There has been suggestion that the negative consequences of trans fat consumption go beyond the cardiovascular risk. In general, there is much less scientific consensus that eating trans fat specifically increases the risk of other chronic health problems:
Cancer: There is no scientific consensus that consumption of trans fats significantly increases cancer risks across the board. The American Cancer Society states that a relationship between trans fats and cancer "has not been determined." However, one recent study has found connections between trans fat and prostate cancer.
Diabetes: There is a growing concern that the risk of type 2 diabetes increases with trans fat consumption. However, consensus has not been reached. For example, one study found that risk is higher for those in the highest quartile of trans fat consumption. Another study found no diabetes risk once other factors such as total fat intake and BMI were accounted for.
Obesity: Research indicates that trans fat may increase weight gain and abdominal fat, despite a similar caloric intake.
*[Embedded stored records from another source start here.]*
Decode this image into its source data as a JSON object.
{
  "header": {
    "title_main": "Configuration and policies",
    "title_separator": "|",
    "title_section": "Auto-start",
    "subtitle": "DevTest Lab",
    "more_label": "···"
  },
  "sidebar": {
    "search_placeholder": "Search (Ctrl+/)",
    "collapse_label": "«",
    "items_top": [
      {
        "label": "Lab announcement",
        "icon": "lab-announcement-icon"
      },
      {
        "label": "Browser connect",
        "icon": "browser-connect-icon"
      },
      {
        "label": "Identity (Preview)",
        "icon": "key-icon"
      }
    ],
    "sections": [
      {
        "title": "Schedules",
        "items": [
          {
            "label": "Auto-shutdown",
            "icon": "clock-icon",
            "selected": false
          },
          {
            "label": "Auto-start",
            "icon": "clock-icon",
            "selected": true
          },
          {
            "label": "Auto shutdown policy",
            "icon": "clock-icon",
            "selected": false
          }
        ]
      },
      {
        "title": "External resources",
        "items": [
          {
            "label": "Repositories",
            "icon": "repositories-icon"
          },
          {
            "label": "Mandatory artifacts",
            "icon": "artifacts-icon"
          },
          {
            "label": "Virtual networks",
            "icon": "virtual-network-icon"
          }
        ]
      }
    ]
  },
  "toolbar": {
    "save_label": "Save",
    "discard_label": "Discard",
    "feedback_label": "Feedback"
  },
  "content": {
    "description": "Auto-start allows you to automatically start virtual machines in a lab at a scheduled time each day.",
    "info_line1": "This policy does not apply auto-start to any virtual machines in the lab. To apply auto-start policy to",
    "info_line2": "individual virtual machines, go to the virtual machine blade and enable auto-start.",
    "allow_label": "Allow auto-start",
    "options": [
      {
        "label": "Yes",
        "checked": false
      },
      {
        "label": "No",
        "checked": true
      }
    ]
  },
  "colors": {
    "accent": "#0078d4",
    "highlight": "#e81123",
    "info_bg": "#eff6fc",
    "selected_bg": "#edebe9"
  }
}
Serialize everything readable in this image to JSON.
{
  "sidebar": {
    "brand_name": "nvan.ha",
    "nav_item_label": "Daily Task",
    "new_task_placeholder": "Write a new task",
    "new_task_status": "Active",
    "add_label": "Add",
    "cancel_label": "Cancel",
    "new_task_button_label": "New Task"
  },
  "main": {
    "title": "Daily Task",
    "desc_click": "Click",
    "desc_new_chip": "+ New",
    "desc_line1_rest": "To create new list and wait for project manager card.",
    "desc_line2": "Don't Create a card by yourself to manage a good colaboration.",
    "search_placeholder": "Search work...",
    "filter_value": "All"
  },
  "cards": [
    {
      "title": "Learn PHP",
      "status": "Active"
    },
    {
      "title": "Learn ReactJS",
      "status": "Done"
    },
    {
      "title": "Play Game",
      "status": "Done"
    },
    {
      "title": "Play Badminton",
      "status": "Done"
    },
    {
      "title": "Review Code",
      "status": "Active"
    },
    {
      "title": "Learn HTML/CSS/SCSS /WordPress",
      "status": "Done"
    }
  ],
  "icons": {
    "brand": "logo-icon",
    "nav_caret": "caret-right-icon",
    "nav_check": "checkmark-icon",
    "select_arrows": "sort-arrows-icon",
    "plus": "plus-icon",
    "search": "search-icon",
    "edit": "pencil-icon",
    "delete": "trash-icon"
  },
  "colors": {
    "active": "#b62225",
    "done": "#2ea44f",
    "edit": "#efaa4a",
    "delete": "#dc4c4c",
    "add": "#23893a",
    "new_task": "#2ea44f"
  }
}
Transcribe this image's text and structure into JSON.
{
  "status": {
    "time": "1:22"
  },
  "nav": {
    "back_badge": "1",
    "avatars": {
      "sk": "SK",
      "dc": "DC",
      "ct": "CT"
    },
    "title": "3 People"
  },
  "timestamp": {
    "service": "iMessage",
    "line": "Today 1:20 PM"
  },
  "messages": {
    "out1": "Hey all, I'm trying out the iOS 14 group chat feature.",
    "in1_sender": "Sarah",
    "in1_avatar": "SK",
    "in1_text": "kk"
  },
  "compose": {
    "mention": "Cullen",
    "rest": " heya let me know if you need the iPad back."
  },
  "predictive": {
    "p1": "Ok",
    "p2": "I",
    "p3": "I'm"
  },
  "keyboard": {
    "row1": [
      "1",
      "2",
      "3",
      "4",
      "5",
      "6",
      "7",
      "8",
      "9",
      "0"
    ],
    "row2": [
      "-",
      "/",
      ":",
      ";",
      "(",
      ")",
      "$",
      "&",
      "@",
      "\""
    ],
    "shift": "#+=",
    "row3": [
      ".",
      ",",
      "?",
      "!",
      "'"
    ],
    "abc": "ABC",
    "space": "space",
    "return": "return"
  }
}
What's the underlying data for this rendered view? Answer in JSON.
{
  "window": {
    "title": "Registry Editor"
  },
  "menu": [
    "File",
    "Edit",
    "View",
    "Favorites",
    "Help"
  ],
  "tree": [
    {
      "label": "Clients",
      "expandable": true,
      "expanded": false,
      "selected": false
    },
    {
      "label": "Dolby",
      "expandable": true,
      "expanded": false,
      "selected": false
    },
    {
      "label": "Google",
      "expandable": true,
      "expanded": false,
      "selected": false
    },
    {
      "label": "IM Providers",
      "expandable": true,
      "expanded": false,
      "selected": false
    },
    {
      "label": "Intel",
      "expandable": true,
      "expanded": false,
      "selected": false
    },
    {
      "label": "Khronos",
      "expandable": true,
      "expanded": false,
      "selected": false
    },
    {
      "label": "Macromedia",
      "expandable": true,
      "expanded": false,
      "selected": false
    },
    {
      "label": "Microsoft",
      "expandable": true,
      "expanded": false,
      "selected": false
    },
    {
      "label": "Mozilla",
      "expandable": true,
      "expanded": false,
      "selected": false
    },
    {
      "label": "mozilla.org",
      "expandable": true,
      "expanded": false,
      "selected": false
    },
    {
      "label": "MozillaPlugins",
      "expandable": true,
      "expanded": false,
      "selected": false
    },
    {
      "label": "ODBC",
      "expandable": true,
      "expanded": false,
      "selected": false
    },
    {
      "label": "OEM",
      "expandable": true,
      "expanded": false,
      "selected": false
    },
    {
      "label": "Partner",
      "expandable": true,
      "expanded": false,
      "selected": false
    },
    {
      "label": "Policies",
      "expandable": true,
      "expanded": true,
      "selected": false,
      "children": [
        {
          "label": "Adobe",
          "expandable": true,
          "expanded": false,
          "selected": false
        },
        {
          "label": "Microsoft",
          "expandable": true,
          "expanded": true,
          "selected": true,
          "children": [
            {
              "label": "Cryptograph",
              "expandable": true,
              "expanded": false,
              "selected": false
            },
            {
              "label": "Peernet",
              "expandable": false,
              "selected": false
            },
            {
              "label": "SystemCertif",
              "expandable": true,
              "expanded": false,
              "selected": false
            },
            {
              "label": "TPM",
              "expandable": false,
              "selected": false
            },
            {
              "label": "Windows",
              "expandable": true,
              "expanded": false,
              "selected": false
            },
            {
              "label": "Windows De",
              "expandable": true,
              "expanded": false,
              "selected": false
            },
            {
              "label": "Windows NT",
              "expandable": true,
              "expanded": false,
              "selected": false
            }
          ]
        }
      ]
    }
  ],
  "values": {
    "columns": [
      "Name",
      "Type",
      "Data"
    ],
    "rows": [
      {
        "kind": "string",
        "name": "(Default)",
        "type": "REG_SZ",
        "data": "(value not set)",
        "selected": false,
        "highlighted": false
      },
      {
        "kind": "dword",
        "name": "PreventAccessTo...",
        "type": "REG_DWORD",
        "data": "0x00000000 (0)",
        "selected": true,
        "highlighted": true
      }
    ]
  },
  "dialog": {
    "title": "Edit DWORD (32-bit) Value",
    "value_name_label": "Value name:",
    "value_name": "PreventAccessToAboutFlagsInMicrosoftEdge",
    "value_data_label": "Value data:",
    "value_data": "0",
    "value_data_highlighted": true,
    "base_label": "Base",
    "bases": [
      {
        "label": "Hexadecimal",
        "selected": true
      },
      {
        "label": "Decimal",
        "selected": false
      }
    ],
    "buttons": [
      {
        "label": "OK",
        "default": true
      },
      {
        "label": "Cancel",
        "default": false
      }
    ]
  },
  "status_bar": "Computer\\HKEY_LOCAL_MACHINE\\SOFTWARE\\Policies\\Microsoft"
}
A 6-year experiment revealed that monkeys fed a trans-fat diet gained 7.2% of their body weight, as compared to 1.8% for monkeys on a mono-unsaturated fat diet. Although obesity is frequently linked to trans fat in the popular media, this is generally in the context of eating too many calories; there is no scientific consensus connecting trans fat and obesity.
Liver Dysfunction: Trans fats are metabolized differently by the liver than other fats and interfere with delta 6 desaturase. Delta 6 desaturase is an enzyme involved in converting essential fatty acids to arachidonic acid and prostaglandins, both of which are important to the functioning of cells.